Les propriétaires au bout du rouleau
Catherine Bouchard
« Qui va acheter un édifice à 1,4 million de dollars qui ne rapporte même pas quelques dizaines de milliers de dollars par année? Je ne peux pas non plus augmenter les loyers, car j’ai déjà souvent des retards de paiement de la part de mes locataires, qui, eux aussi, n’arrivent plus », souligne le propriétaire d’un immeuble sur l’avenue du Mont-Royal Est, Martihno Ferraria.
Plusieurs locateurs affirment arriver kif-kif lorsqu’ils calculent leurs revenus et leurs dépenses. Les frais et l’augmentation de l’évaluation municipale y sont pour beaucoup, selon eux.

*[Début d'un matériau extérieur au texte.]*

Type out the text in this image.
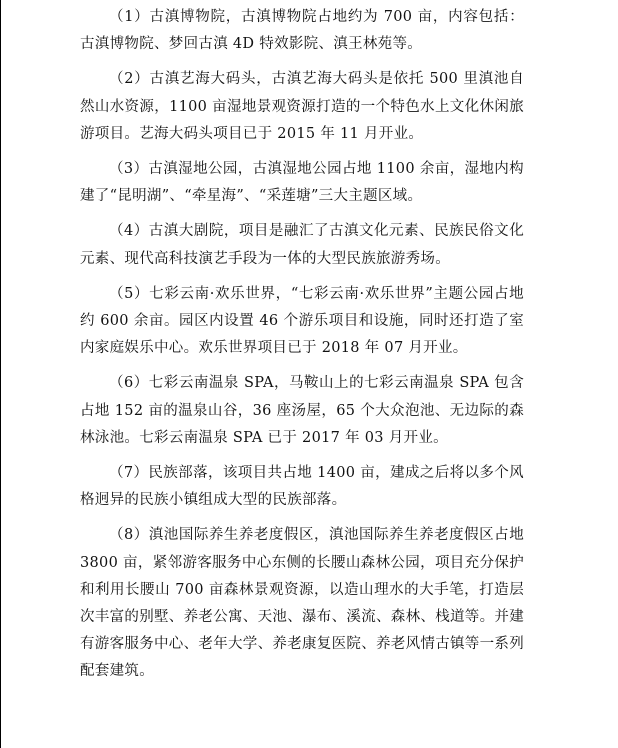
（1）古滇博物院，古滇博物院占地约为 700 亩，内容包括：古滇博物院、梦回古滇 4D 特效影院、滇王林苑等。

（2）古滇艺海大码头，古滇艺海大码头是依托 500 里滇池自然山水资源，1100 亩湿地景观资源打造的一个特色水上文化休闲旅游项目。艺海大码头项目已于 2015 年 11 月开业。

（3）古滇湿地公园，古滇湿地公园占地 1100 余亩，湿地内构建了“昆明湖”、“牵星海”、“采莲塘”三大主题区域。

（4）古滇大剧院，项目是融汇了古滇文化元素、民族民俗文化元素、现代高科技演艺手段为一体的大型民族旅游秀场。

（5）七彩云南·欢乐世界，“七彩云南·欢乐世界”主题公园占地约 600 余亩。园区内设置 46 个游乐项目和设施，同时还打造了室内家庭娱乐中心。欢乐世界项目已于 2018 年 07 月开业。

（6）七彩云南温泉 SPA，马鞍山上的七彩云南温泉 SPA 包含占地 152 亩的温泉山谷，36 座汤屋，65 个大众泡池、无边际的森林泳池。七彩云南温泉 SPA 已于 2017 年 03 月开业。

（7）民族部落，该项目共占地 1400 亩，建成之后将以多个风格迥异的民族小镇组成大型的民族部落。

（8）滇池国际养生养老度假区，滇池国际养生养老度假区占地 3800 亩，紧邻游客服务中心东侧的长腰山森林公园，项目充分保护和利用长腰山 700 亩森林景观资源，以造山理水的大手笔，打造层次丰富的别墅、养老公寓、天池、瀑布、溪流、森林、栈道等。并建有游客服务中心、老年大学、养老康复医院、养老风情古镇等一系列配套建筑。
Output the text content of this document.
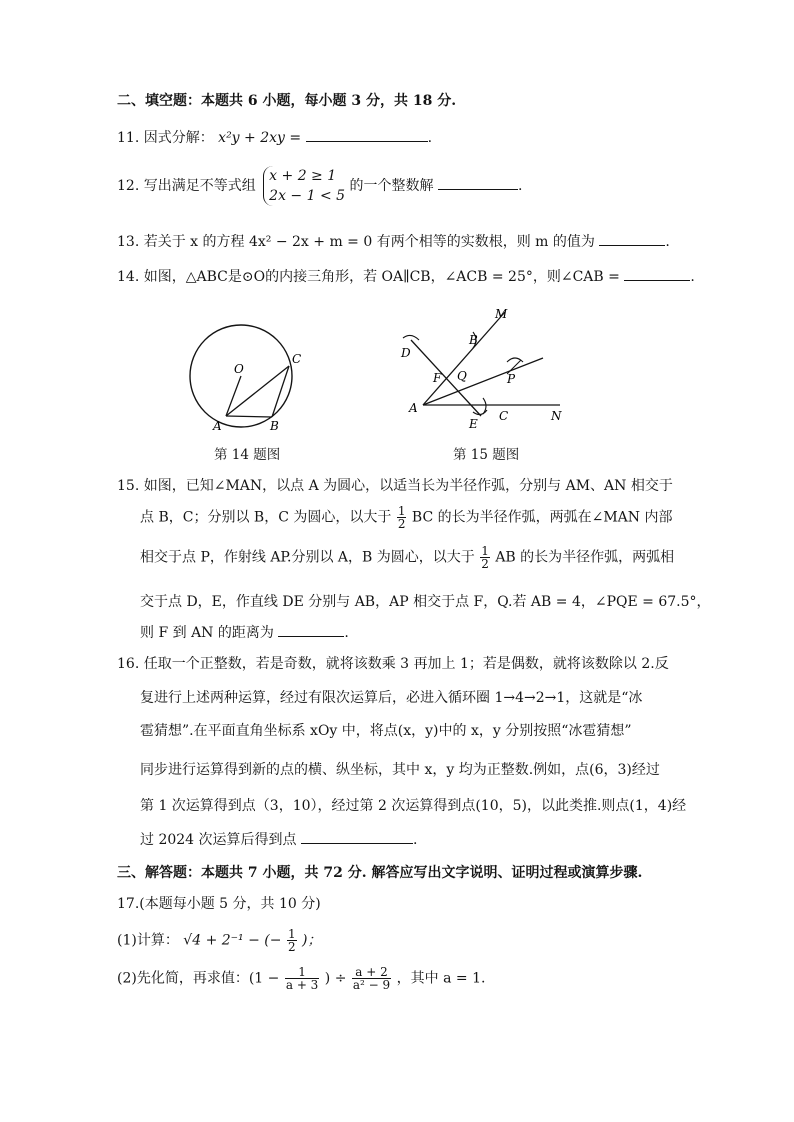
二、填空题：本题共 6 小题，每小题 3 分，共 18 分.
11. 因式分解： x²y + 2xy =	.
12. 写出满足不等式组
x + 2 ≥ 1
2x − 1 < 5
的一个整数解	.
13. 若关于 x 的方程 4x² − 2x + m = 0 有两个相等的实数根，则 m 的值为	.
14. 如图，△ABC是⊙O的内接三角形，若 OA∥CB，∠ACB = 25°，则∠CAB =	.
O
A	B
C
第 14 题图
M
B
D
F Q	P
A
E
C	N
第 15 题图
15. 如图，已知∠MAN，以点 A 为圆心，以适当长为半径作弧，分别与 AM、AN 相交于
点 B，C；分别以 B，C 为圆心，以大于 $\frac{1}{2}$ BC 的长为半径作弧，两弧在∠MAN 内部
相交于点 P，作射线 AP.分别以 A，B 为圆心，以大于 $\frac{1}{2}$ AB 的长为半径作弧，两弧相
交于点 D，E，作直线 DE 分别与 AB，AP 相交于点 F，Q.若 AB = 4，∠PQE = 67.5°，
则 F 到 AN 的距离为	.
16. 任取一个正整数，若是奇数，就将该数乘 3 再加上 1；若是偶数，就将该数除以 2.反
复进行上述两种运算，经过有限次运算后，必进入循环圈 1→4→2→1，这就是“冰
雹猜想”.在平面直角坐标系 xOy 中，将点(x，y)中的 x，y 分别按照“冰雹猜想”
同步进行运算得到新的点的横、纵坐标，其中 x，y 均为正整数.例如，点(6，3)经过
第 1 次运算得到点（3，10），经过第 2 次运算得到点(10，5)，以此类推.则点(1，4)经
过 2024 次运算后得到点	.
三、解答题：本题共 7 小题，共 72 分. 解答应写出文字说明、证明过程或演算步骤.
17.(本题每小题 5 分，共 10 分)
(1)计算： √4 + 2⁻¹ − (− $\frac{1}{2}$ )；
(2)先化简，再求值：($1 - \frac{1}{a + 3}$ ) ÷ $\frac{a + 2}{\text{a² − 9}}$ ，其中 a = 1.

« Chaque année, ils augmentent de 10 % l’évaluation de mes bâtiments, sans que j’aie fait des rénovations! J’ai un de mes édifices qui commençait à se dégrader, j’ai donc fait de la réfection et ça doublé le montant de mes frais. Ça me donne l’impression qu’on me pénalise, parce que je suis un bon propriétaire », souligne Elvis Tzanetakos, qui possède trois immeubles, dont deux sont situés sur l’avenue du Mont-Royal.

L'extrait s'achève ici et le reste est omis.